I recently received my retired card after reaching age 60 at an USAF base. My card is blue and on the back reads "Yes" for medical. Did I get the wrong card?

Anonymous said...

Yup. One fight, one Army.

Except when it's not.

Stan68ar said...

anonymous - you have the correct card - Retired reservist after age 60 are reissued an ID card matching active duty retirees.

Anonymous said...

Question - I've got a DD Form 2 (reserve) green ID card, what does that indicate????

Anonymous said...

I retired before age 60 do I get ant kind of ID card?

Anonymous said...

what does yes in the medical field mean?

Plastic business cards said...

ID card software is instrumental in designing and encoding advanced ID cards.

Anonymous said...

I was in the Air Force Reserve for 9 years. How do I obtain an ID card and what, if any benefits am I entitled to?

Anonymous said...

I'm an O-4 retiree and holds a DD form Res. ret. Card and was essentially told at mac terminal at McGuire today that my red reserve retired Id card would not allow me to take my family with me on a space a flight.

I showed them their own documentation that they published and had the OIC and two E-7s confer and then they booked me into the system, only to have a civilian later call up to AMC HQ to probably another civilian to have them pull my family off the flight because my ID was red and not blue. They said I could fly but my family couldn't which was explicitly wrong .

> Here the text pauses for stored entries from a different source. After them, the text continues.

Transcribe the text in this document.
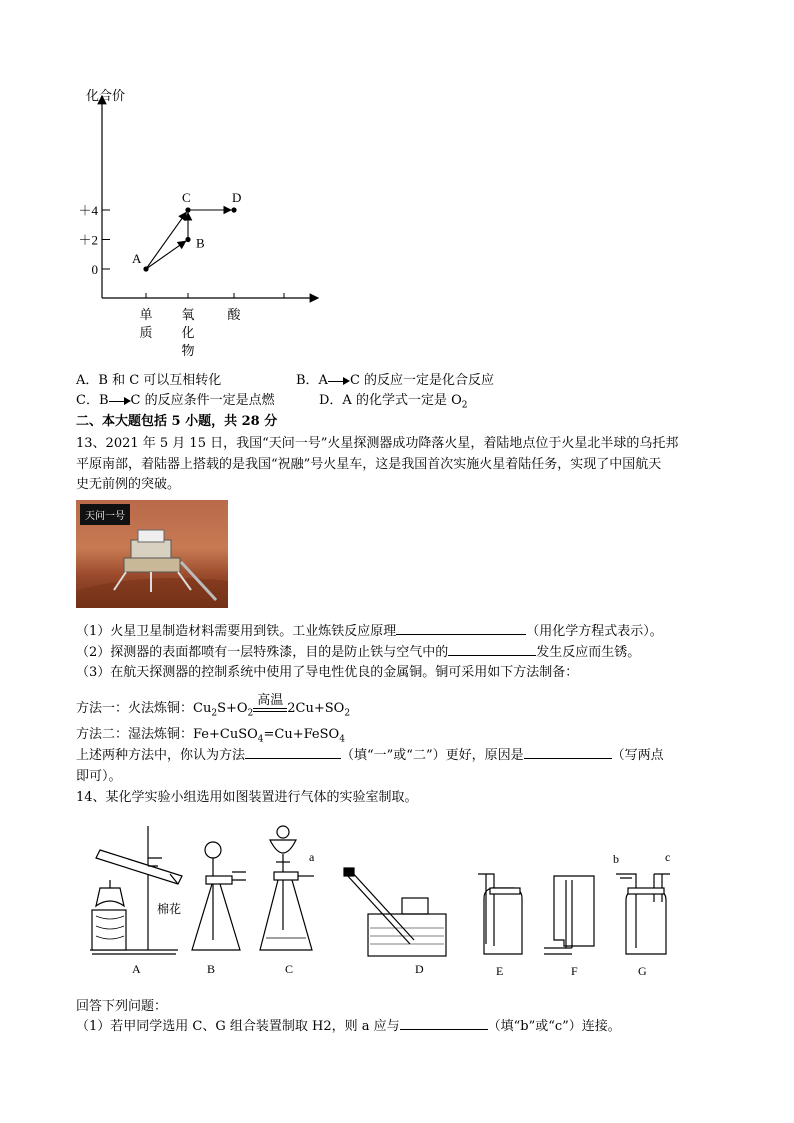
化合价
＋4
＋2
0
单
质
氧
化
物
酸
A
B
C	D
A．B 和 C 可以互相转化	B．A C 的反应一定是化合反应
C．B C 的反应条件一定是点燃	D．A 的化学式一定是 $O_2$
二、本大题包括 5 小题，共 28 分
13、2021 年 5 月 15 日，我国“天问一号”火星探测器成功降落火星，着陆地点位于火星北半球的乌托邦
平原南部，着陆器上搭载的是我国“祝融”号火星车，这是我国首次实施火星着陆任务，实现了中国航天
史无前例的突破。
天问一号
（1）火星卫星制造材料需要用到铁。工业炼铁反应原理	（用化学方程式表示）。
（2）探测器的表面都喷有一层特殊漆，目的是防止铁与空气中的	发生反应而生锈。
（3）在航天探测器的控制系统中使用了导电性优良的金属铜。铜可采用如下方法制备：
方法一：火法炼铜：$Cu_2S+O_2$
高温
$2Cu+SO_2$
方法二：湿法炼铜：Fe+CuSO$_4$=Cu+FeSO$_4$
上述两种方法中，你认为方法	（填“一”或“二”）更好，原因是	（写两点
即可）。
14、某化学实验小组选用如图装置进行气体的实验室制取。
棉花
a	b	c
A	B	C	D	E	F	G
回答下列问题：
（1）若甲同学选用 C、G 组合装置制取 H2，则 a 应与	（填“b”或“c”）连接。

My family was pulled seemingly because everyone wanted to simply CYA instead of honoring the intent of the privilege. I served more time overseas deployed as a reservist ( and my family held the home-front) than I ever did when I was active. My highest commendations such as a BSM were earned as a reservist, yet when it came tonight to honoring my retirement privileges, the red card reared it's past head and I was made to feel like a second class retiree in front of my family. So much for see less integration and one army, one fight.